The Oxford Handbook of Comparative Evolutionary Psychology

The Oxford Handbook of Comparative Evolutionary Psychology
Author :
Publisher : OUP USA
Total Pages : 591
Release :
ISBN-10 : 9780199738182
ISBN-13 : 0199738181
Rating : 4/5 (82 Downloads)

Synopsis The Oxford Handbook of Comparative Evolutionary Psychology by : Jennifer Vonk

This volume brings together leading experts in comparative and evolutionary psychology. Top scholars summarize the histories and possible futures of their disciplines, and the contribution of each to illuminating the evolutionary forces that give rise to unique abilities in distantly and closely related species.

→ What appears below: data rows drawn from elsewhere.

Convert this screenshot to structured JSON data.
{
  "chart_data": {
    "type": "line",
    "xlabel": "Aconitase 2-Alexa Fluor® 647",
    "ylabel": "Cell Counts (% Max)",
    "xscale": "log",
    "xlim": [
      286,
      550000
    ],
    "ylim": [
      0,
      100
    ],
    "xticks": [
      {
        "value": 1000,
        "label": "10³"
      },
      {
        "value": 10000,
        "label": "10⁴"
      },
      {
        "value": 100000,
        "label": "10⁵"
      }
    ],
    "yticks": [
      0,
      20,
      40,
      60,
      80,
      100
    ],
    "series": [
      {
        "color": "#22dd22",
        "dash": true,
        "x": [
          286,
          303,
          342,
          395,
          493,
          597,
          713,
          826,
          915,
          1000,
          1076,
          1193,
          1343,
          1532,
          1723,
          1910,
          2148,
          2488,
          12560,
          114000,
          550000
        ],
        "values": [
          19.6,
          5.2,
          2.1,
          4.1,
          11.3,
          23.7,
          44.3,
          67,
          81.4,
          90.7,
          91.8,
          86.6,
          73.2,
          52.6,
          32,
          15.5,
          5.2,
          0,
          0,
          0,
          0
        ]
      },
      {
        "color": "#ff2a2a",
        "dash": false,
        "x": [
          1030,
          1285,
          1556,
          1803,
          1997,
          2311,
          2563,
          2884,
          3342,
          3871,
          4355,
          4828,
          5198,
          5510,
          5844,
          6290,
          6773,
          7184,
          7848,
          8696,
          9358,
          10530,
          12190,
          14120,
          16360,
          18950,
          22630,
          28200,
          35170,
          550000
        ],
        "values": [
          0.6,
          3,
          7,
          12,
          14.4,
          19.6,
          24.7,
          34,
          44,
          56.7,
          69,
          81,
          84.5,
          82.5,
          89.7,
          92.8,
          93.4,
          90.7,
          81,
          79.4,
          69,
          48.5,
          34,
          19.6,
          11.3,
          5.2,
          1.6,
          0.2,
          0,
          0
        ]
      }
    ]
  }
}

Mental Evolution in Animals

Mental Evolution in Animals
Author :
Publisher :
Total Pages : 411
Release :
ISBN-10 : OCLC:3620698
ISBN-13 :
Rating : 4/5 (98 Downloads)

Synopsis Mental Evolution in Animals by : George John Romanes

The Genesis of Animal Play

The Genesis of Animal Play
Author :
Publisher : MIT Press
Total Pages : 532
Release :
ISBN-10 : 9780262025430
ISBN-13 : 0262025434
Rating : 4/5 (30 Downloads)

Synopsis The Genesis of Animal Play by : Gordon M. Burghardt

A scientist examines the origins and evolutionary significance of play in humans and animals.

Evolution in Mind

Evolution in Mind
Author :
Publisher :
Total Pages : 292
Release :
ISBN-10 : 0140249273
ISBN-13 : 9780140249279
Rating : 4/5 (73 Downloads)

Synopsis Evolution in Mind by : Henry Plotkin

From the nature-nurture question which has occupied philosophers and scientists for thousands of years to the most recent debates about how the mind is structured, Plotkin looks at what it means to be human from an evolutionist's perspective.